Terceira agremiação a desfilar no sábado de carnaval, a Unidos de Bangu levará para Marquês de Sapucaí cerca de 1700 componentes, além de 18 alas, três alegorias (sendo o abre-alas acoplado), um tripé e um pé de passagem. O enredo “Memórias de um Griô: a diáspora africana numa idade nada moderna e muito menos contemporânea” será desenvolvido pela vermelha e branca através de três setores, como explana o carnavalesco Bruno Rocha:

Setor 1: “O primeiro setor traz toda a riqueza natural, que é justamente a fauna, a flora, as tribos africanas… Como o regulamento exigiu que agora fosse só três alegorias e um tripé, tivemos que reduzir um pouco e adaptar duas estéticas em uma. Então, o abre alas vem trazendo uma savana e vem trazendo uma tribo também. Podem esperar uma entrada bem quente, com uma pegada bem forte e cores bem acentuadas”.

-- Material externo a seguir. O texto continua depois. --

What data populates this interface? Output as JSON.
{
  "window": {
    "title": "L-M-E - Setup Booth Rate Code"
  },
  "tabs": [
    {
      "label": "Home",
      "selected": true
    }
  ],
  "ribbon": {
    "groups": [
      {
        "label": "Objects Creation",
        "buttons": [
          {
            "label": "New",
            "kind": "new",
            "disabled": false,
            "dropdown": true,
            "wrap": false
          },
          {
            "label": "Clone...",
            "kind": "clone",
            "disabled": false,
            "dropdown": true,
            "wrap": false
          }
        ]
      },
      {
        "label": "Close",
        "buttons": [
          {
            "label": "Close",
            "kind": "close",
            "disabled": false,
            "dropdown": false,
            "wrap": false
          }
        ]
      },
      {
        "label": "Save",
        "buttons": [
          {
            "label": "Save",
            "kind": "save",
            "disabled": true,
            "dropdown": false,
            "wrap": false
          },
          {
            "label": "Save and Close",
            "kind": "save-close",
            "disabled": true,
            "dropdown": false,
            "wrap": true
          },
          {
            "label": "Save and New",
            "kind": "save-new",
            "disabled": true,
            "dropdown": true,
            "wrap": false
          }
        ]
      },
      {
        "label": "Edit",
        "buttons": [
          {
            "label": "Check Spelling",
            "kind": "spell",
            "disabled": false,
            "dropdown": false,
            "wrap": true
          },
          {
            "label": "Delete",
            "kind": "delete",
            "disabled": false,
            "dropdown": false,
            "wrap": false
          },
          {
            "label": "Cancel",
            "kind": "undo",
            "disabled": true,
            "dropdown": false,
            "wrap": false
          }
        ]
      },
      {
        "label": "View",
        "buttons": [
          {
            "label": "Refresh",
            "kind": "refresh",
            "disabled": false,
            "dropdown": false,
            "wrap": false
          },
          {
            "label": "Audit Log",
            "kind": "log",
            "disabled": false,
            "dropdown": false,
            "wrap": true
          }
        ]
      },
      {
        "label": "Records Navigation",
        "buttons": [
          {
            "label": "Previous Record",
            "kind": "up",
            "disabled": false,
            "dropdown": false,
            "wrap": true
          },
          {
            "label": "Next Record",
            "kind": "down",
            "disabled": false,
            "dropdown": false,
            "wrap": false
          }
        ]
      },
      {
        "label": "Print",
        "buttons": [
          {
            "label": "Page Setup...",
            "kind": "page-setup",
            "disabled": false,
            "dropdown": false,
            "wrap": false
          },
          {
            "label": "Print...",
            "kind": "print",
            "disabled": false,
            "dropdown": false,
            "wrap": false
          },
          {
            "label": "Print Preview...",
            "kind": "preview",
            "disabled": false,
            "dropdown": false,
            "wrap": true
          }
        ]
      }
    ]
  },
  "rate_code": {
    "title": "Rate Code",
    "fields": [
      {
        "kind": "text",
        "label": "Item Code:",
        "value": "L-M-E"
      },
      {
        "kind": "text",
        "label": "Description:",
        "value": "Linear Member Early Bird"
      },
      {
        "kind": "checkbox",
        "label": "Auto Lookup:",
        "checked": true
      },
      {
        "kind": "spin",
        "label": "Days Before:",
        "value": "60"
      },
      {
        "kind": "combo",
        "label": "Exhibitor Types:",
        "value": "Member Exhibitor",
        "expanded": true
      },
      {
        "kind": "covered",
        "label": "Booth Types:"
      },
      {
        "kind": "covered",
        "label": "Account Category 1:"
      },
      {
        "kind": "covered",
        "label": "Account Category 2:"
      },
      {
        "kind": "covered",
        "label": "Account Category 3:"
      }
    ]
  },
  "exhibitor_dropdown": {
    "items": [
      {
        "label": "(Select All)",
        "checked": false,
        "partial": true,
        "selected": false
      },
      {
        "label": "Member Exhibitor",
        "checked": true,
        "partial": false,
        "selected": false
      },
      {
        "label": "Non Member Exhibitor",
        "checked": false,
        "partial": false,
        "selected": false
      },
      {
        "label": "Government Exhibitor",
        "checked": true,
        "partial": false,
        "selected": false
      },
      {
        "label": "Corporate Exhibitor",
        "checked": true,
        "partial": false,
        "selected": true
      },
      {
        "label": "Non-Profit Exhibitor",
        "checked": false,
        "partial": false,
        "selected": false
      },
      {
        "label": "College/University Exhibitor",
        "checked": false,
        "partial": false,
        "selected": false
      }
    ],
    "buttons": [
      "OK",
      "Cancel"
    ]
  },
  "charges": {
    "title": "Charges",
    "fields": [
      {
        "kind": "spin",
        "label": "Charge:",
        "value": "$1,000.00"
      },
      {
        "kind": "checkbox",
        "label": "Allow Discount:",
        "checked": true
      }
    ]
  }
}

Setor 2: “O segundo setor é a parte dos comércios. Nesse trecho destacamos o grande comércio de tecido, de especiarias, de metais, entre outros”.

Setor 3: “A gente fecha com o setor glórias e honras, que traz a libertação através da religião, a conquista de poder aqui no Brasil cultuar a sua crença. Então, trazemos o Candomblé e encerramos com a fé, que é fundamental”.